I have a py script, lets call it MergeData.py, where I merge two data files. Since I have a lot of pairs of data files that have to be merged I thought it would be good for readability reasons to put my code in MergeData.py into a function, say merge_data(), and call this function in a loop over all my pairs of data files in a different py script.
2 Questions:
Is it wise, in terms of speed, to call the function from a different file instead of runing the code directly in the loop? (I have thousands of pairs that have to be merged.)
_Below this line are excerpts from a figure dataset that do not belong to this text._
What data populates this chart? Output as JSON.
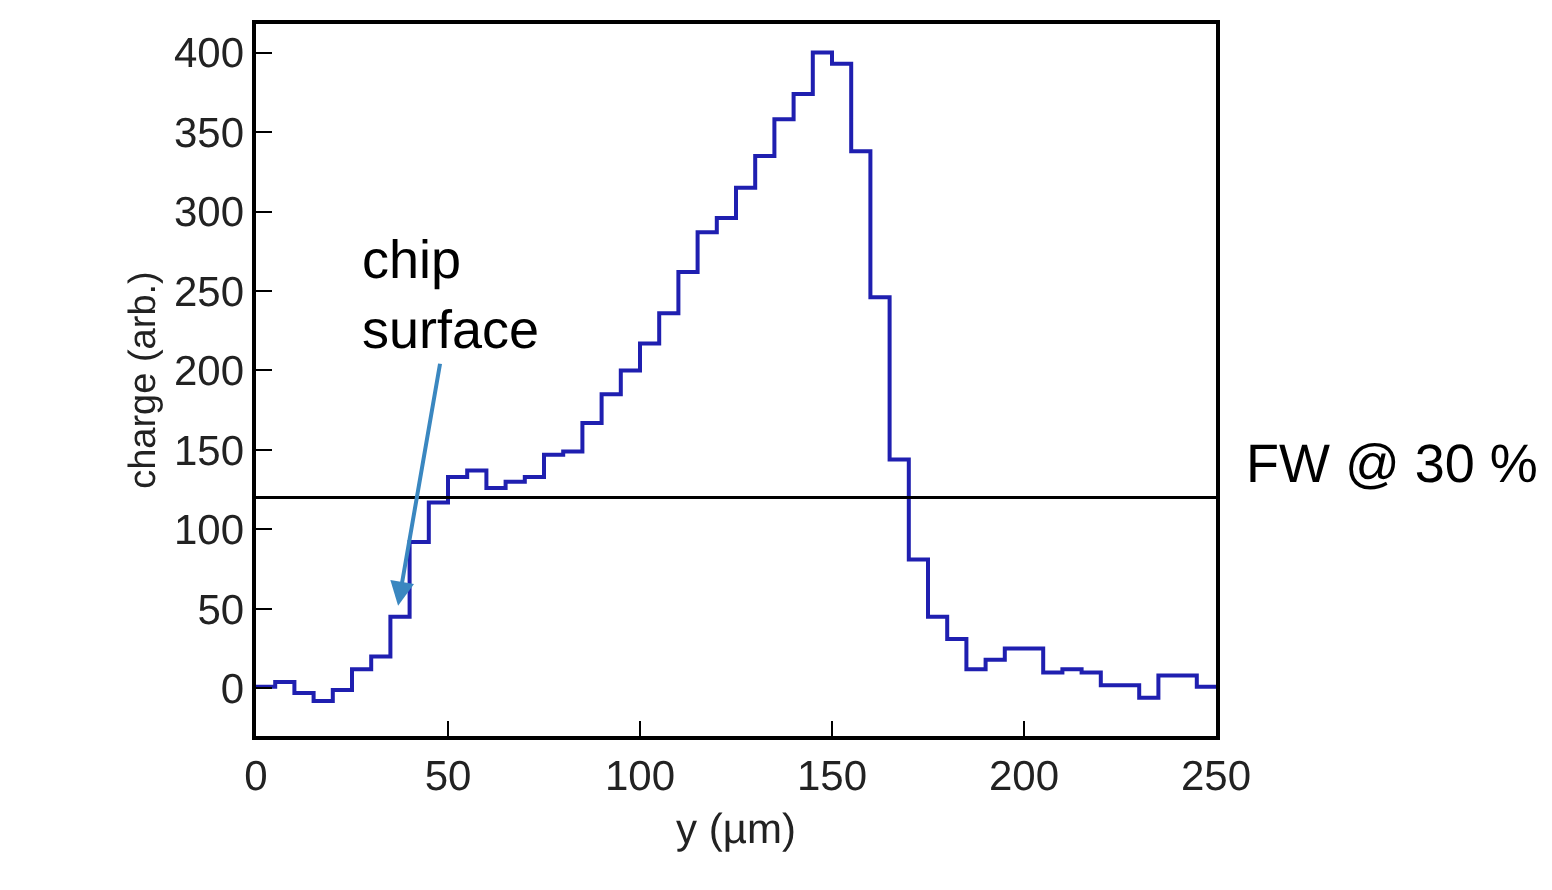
{
  "chart_data": {
    "type": "histogram",
    "xlabel": "y (µm)",
    "ylabel": "charge (arb.)",
    "bins": [
      0,
      5,
      10,
      15,
      20,
      25,
      30,
      35,
      40,
      45,
      50,
      55,
      60,
      65,
      70,
      75,
      80,
      85,
      90,
      95,
      100,
      105,
      110,
      115,
      120,
      125,
      130,
      135,
      140,
      145,
      150,
      155,
      160,
      165,
      170,
      175,
      180,
      185,
      190,
      195,
      200,
      205,
      210,
      215,
      220,
      225,
      230,
      235,
      240,
      245,
      250
    ],
    "values": [
      1,
      4,
      -3,
      -8,
      -1,
      12,
      20,
      45,
      92,
      117,
      133,
      137,
      126,
      130,
      133,
      147,
      149,
      167,
      185,
      200,
      217,
      236,
      262,
      287,
      296,
      315,
      335,
      358,
      374,
      400,
      393,
      338,
      246,
      144,
      81,
      45,
      31,
      12,
      18,
      25,
      25,
      10,
      12,
      10,
      2,
      2,
      -6,
      8,
      8,
      1
    ],
    "color": "#1f1fb0",
    "xlim": [
      0,
      250
    ],
    "xticks": [
      0,
      50,
      100,
      150,
      200,
      250
    ],
    "ylim": [
      -30,
      418
    ],
    "yticks": [
      0,
      50,
      100,
      150,
      200,
      250,
      300,
      350,
      400
    ],
    "ref_lines": [
      {
        "axis": "y",
        "value": 120,
        "label": "FW @ 30 %",
        "color": "#000000"
      }
    ],
    "annotations": [
      {
        "text": "chip\nsurface",
        "x": 37,
        "y": 52
      }
    ]
  }
}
I thought, to use the function in MergeData.py I have to include in the head of my script from MergedData import merge_data. Within the function merge_data I make use of pandas which I import in the main file by 'import pandas as pd'. When calling the function I get the error 'NameError: global name 'pd' is not defined'. I have tried all possible places to import the pandas modul, even within the function, but the error keeps popping up. What am I doing wrong?
In MergeData.py I have
def merge_data(myFile1,myFile2):
df1 = pd.read_csv(myFile1)
df2 = pd.read_csv(myFile2)
# ... my code
and in the other file I have
import pandas as pd
from MergeData import merge_data
# then some code to get my file names followed by
FileList = zip(FileList1,FileList2)
for myFile1,myFile2 in FileList:
# Run Merging Algorithm
dataEq = merge_data(myFile1,myFile2)
I am aware of What is the best way to call a Python script from another Python script?, but cannot really see if that relates to me.